A word with a Ward, Award-maker, leaves worried BBC journo wordless

Dapper designer John Ward, earlier this week, wearing one of his many professional hats…

A couple of days ago, I posted a blog about this year’s Malcolm Hardee Cunning Stunt Award for best publicity stunt at the Edinburgh Fringe. The trophy itself – as with all Malcolm Hardee Awards – was designed and made by mad inventor John Ward.

Dr David Weeks’ academic analysis…

Among John Ward’s many other accomplishments are writing a weekly column – Ward’s World – for the Spalding Guardian newspaper and ‘starring’ in psychiatrist Dr David Weeks’ 1995 academic book Eccentrics: A Study of Sanity and Strangeness.

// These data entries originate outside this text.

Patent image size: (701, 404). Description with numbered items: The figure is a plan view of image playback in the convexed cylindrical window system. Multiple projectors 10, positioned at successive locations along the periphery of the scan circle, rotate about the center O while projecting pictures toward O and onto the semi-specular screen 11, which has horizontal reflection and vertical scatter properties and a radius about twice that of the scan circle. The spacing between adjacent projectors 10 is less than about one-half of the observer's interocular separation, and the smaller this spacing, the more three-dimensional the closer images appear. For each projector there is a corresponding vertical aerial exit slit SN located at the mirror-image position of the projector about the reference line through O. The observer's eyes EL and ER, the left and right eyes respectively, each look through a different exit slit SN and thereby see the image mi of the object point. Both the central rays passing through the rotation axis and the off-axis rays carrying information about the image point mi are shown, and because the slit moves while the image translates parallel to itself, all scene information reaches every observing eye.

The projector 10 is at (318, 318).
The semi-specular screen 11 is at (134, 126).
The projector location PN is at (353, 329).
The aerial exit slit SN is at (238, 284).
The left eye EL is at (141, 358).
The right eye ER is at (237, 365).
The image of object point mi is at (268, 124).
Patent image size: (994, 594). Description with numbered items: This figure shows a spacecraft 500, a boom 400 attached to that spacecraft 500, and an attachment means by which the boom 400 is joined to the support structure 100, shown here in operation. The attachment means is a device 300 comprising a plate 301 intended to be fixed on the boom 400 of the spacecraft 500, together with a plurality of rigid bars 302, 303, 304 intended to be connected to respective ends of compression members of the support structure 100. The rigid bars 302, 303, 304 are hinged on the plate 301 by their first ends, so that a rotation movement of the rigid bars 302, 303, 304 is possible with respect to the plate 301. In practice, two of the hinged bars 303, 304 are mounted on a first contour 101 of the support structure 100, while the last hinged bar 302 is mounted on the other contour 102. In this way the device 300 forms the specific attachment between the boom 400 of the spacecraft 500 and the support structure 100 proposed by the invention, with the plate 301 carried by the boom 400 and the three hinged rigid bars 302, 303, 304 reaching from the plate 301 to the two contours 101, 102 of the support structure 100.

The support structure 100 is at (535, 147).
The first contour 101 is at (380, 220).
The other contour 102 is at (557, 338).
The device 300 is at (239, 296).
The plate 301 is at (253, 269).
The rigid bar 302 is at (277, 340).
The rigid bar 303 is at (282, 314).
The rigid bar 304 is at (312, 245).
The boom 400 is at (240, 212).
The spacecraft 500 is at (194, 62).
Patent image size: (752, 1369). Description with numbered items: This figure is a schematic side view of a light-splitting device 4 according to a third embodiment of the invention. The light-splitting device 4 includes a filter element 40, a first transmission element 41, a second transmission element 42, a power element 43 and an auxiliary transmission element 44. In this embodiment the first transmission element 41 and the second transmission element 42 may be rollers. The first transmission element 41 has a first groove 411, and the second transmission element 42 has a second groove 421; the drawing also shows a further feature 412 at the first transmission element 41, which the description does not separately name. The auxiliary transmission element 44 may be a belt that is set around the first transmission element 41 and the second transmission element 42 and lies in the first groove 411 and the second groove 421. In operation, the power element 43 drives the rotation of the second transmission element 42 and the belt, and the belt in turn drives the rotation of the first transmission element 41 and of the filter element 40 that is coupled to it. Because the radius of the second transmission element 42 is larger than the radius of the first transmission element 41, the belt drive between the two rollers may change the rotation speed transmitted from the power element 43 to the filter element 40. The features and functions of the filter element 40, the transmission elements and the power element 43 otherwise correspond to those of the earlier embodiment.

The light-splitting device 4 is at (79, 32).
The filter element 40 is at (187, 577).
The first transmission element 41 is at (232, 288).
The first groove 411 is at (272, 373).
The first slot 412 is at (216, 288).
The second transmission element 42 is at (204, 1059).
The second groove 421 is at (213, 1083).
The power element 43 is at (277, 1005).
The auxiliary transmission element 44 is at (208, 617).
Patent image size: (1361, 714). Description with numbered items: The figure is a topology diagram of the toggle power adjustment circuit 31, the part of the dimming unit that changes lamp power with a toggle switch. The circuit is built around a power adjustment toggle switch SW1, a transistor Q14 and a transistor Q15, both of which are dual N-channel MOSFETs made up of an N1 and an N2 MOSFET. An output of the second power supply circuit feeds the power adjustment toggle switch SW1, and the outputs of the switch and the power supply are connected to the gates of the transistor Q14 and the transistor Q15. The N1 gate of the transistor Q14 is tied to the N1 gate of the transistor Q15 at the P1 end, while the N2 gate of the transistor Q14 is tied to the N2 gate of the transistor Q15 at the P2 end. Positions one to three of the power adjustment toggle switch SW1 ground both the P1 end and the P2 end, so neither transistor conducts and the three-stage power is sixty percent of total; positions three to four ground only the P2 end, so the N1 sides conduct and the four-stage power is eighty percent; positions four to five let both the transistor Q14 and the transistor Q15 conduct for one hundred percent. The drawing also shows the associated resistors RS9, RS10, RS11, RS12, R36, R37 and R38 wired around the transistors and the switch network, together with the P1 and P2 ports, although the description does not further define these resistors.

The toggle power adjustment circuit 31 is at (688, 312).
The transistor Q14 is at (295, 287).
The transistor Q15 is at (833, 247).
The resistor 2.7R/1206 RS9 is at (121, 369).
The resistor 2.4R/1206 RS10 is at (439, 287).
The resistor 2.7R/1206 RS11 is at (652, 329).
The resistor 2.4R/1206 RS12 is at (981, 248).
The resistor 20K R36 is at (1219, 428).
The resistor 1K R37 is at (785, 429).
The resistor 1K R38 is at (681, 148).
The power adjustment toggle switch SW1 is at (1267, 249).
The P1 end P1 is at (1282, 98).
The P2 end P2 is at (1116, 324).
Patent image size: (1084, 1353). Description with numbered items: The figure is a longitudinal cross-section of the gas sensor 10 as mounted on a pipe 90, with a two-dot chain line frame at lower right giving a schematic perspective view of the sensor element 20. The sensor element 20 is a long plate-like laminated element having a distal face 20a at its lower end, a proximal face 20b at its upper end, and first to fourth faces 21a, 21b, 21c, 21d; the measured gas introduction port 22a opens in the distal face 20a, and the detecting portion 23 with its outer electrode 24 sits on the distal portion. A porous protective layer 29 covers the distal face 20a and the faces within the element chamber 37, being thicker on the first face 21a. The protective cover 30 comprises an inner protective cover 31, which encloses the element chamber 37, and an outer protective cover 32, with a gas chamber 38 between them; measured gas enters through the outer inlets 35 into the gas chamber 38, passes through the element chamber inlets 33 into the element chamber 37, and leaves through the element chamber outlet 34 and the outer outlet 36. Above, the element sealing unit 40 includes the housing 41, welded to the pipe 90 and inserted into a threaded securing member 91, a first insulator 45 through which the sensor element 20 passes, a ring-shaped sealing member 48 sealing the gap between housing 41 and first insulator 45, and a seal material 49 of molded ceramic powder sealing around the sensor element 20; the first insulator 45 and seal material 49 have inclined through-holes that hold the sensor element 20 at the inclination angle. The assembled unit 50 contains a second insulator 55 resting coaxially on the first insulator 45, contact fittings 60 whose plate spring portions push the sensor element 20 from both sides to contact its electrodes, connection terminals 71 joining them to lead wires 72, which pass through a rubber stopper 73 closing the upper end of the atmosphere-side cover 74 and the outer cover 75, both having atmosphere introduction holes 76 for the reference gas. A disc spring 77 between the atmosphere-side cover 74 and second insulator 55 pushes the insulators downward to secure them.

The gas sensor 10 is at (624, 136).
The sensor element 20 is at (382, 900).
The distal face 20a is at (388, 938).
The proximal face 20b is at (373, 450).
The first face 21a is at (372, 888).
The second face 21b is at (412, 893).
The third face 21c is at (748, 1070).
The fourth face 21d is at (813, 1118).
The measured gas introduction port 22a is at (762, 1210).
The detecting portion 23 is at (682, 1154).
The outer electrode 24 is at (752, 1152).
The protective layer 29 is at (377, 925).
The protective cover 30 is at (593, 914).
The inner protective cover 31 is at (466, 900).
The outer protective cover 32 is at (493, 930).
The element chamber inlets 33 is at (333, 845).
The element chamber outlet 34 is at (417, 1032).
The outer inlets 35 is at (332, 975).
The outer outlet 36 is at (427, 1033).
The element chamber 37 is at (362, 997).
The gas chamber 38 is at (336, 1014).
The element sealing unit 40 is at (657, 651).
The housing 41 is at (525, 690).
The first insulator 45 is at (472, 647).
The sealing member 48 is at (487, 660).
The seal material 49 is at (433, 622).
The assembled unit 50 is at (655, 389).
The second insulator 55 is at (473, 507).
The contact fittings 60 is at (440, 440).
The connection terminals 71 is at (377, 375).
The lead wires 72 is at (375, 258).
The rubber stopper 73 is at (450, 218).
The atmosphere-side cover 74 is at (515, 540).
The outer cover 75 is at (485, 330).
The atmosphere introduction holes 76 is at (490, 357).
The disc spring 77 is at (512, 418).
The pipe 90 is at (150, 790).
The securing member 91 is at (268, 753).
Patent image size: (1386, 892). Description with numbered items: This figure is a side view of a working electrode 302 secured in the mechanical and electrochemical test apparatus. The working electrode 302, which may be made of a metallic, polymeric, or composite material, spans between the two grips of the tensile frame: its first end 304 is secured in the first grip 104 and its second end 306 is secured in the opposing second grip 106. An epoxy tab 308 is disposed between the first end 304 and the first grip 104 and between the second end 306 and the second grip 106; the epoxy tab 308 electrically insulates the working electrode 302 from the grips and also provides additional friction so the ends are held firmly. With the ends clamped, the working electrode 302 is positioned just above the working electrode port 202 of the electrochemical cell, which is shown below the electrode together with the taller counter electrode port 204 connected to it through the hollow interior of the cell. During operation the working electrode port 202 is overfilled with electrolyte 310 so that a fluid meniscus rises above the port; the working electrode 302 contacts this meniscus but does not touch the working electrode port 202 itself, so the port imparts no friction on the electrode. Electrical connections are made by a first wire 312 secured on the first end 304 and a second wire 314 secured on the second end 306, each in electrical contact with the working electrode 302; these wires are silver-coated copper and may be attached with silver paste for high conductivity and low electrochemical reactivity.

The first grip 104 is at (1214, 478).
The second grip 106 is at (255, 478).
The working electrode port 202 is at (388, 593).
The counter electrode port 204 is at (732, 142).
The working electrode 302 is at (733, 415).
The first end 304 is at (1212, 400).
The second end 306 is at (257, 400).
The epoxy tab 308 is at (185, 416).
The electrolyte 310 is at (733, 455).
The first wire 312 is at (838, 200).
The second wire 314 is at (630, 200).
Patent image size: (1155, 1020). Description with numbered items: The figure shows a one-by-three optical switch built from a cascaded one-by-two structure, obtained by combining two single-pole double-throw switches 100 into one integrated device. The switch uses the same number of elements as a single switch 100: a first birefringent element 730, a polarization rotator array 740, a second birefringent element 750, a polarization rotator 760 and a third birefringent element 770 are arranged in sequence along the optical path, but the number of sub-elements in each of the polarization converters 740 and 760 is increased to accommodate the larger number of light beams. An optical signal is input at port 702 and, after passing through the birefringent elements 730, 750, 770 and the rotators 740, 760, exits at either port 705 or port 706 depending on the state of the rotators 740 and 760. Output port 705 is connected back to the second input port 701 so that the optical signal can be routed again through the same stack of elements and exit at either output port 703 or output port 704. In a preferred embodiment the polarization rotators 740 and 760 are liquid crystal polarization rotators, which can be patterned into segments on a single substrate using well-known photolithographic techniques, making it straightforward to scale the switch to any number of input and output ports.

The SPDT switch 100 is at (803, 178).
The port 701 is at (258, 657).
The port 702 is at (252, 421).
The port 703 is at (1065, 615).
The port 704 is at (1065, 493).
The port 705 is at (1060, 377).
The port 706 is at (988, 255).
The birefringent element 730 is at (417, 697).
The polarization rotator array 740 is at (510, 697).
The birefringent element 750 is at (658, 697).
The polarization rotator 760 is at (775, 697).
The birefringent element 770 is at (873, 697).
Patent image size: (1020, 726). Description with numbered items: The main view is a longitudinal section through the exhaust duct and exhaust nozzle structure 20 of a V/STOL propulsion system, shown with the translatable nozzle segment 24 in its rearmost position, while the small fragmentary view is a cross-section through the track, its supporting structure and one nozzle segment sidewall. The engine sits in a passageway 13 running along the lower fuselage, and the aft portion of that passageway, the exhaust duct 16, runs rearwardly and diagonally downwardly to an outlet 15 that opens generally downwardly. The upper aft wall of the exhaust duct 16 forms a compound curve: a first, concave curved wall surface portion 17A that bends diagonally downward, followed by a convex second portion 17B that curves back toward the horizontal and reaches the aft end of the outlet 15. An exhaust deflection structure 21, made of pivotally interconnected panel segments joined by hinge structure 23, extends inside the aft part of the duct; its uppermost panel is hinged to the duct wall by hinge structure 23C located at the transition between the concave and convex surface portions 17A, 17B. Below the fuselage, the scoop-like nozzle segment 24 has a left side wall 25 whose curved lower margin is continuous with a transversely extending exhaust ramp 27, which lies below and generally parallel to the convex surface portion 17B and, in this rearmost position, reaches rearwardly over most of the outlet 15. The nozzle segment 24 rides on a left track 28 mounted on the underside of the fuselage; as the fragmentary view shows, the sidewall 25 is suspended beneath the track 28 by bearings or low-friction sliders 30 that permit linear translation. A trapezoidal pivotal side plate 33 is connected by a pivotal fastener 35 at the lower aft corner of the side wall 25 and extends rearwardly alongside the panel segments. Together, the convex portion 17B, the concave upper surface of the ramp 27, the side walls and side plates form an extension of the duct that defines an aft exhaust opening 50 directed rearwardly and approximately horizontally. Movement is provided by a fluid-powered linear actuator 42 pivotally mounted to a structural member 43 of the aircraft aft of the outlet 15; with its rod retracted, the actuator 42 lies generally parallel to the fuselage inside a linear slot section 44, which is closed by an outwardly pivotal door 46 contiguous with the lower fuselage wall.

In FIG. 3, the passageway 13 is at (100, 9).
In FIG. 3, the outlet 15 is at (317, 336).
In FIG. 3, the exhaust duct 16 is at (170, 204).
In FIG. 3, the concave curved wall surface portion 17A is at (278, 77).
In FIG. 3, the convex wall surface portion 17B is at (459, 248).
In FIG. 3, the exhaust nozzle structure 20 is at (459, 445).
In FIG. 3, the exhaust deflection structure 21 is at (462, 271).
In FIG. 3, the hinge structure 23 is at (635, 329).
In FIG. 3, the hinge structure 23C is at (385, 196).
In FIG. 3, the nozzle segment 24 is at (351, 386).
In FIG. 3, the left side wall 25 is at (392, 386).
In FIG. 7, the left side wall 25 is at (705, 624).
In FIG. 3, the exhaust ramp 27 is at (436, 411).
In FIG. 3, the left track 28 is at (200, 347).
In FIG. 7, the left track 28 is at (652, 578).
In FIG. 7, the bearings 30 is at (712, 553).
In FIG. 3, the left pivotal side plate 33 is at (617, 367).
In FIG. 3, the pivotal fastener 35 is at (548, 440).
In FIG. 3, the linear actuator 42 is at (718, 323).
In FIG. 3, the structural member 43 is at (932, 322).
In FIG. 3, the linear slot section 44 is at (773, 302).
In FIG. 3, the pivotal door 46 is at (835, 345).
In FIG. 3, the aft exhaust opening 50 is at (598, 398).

Yesterday, I got an email from John Ward:

“A BBC Three Counties Radio bod rung me up just now – asked me about the Malcolm Hardee Award and asked was I willing to do an over-the-phone interview later today.

“Then he asked me if I had any connections with Edinburgh other than the Awards side. 

“I said: My psychiatrist lives there (as in David Weeks) and then things seemed to get sort of quiet and he said he would ‘get back to me later’.

“I have heard no more.”

Obviously the BBC has to ‘up’ its reporters’ inquisitiveness.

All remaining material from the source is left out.